V1-06: The Urethral Pull-Through: Reconstructing the Devastated Posterior Urethra and Bladder Neck After Ra

V1-06: The Urethral Pull-Through: Reconstructing the Devastated Posterior Urethra and Bladder Neck After Radiation



Recurrent posterior urethral stenosis secondary to radiation-induced damage poses a significant challenge to the reconstructive surgeon. Reconstructive options are limited. Using an IRB-approved database, we present our contemporary experience of 20 patients with radiation-induced proximal urethra/bladder beck stenosis who underwent urethral pull-through urethroplasty and staged artificial urinary sphincter (AUS) placement from 2007-2016.


With the patient in lithotomy position, a midline incision is made from the penoscrotal junction to the posterior perineum. The bulbospongiosus muscle is identified and reflected off of the urethra. The urethra is mobilized posteriorly until the point of obstruction where it is then transected. With the proximal urethra and bladder neck visible, the stenosis is incised and the lumen dilated to size 14 Hegar. The urethra is trimmed and spatulated until healthy tissue is encountered. A Lowsley retractor is used to place a 22-Fr Foley as a suprapubic tube (SP) and a 22-Fr Red Robinson as the pull-through catheter. The pull-through catheter is then advanced into the urethra a length that is dependent on the length needed to span the area of stenosis into the bladder neck. The pull-through catheter is secured to the urethra with chromic suture and is then used to bring the urethra up through the proximal urethra which is allowed to heal by secondary intention. The bulb muscle is then split and placed around the urethra to serve as a vascularized layer around the repair. A large AUS cuff is placed to facilitate subsequent AUS placement. After 4 weeks the SP and pull-through catheters are removed. 12 weeks after urethroplasty, an AUS is placed. We initially use a low pressure 51-60 reservoir and the system is activated 12 weeks after placement.

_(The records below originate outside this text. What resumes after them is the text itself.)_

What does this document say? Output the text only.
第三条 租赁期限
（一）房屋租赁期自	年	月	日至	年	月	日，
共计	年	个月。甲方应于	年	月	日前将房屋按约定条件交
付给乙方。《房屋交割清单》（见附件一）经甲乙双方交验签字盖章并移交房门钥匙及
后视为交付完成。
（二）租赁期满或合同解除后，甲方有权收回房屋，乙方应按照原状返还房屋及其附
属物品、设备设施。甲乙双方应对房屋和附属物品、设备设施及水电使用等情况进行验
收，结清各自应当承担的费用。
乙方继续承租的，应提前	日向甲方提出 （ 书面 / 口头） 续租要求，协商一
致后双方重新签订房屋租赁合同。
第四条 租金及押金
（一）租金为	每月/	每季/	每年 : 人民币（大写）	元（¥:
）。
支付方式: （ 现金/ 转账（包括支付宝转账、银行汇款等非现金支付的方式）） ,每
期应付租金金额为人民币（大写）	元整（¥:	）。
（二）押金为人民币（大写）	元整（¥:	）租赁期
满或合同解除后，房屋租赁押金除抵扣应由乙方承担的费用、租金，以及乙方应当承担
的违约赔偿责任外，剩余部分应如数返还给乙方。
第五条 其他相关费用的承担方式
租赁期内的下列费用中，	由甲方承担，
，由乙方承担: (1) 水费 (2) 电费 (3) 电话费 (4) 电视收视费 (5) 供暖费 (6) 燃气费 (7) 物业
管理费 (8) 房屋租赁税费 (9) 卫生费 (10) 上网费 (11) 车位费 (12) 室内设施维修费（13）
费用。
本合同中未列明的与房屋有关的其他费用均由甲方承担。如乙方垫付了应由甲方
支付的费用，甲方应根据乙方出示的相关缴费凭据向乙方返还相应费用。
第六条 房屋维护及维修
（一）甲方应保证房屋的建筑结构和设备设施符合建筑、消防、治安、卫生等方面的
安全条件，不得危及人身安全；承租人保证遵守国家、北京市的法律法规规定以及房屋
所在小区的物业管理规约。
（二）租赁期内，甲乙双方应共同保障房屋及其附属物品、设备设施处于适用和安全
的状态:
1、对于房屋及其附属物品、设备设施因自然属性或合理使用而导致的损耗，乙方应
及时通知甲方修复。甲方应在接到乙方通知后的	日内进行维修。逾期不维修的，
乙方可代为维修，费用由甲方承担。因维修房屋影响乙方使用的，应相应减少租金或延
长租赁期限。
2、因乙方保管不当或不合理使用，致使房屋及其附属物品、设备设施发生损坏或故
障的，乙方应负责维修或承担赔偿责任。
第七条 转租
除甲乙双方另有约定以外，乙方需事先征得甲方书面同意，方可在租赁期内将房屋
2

No high-grade intraoperative complications were observed. 16 patients maintained urethral patency with no further dilation and 17 patients were socially continent at a median follow-up of 22 months (6.6-105 months). A median of 1 sphincter revision surgery was required to establish social continence. 4 patients had recurrent stenosis. There were 4 AUS complications (2 infections and 2 erosions). Two of these patients subsequently had new devices placed and are continent at last follow-up. Two are pending AUS reimplantation.


The urethral pull-through combined with placement of an AUS offers patients urinary continence and durable urethral patency. Our technique can be highly beneficial in the patient that traditionally would have limited desirable options.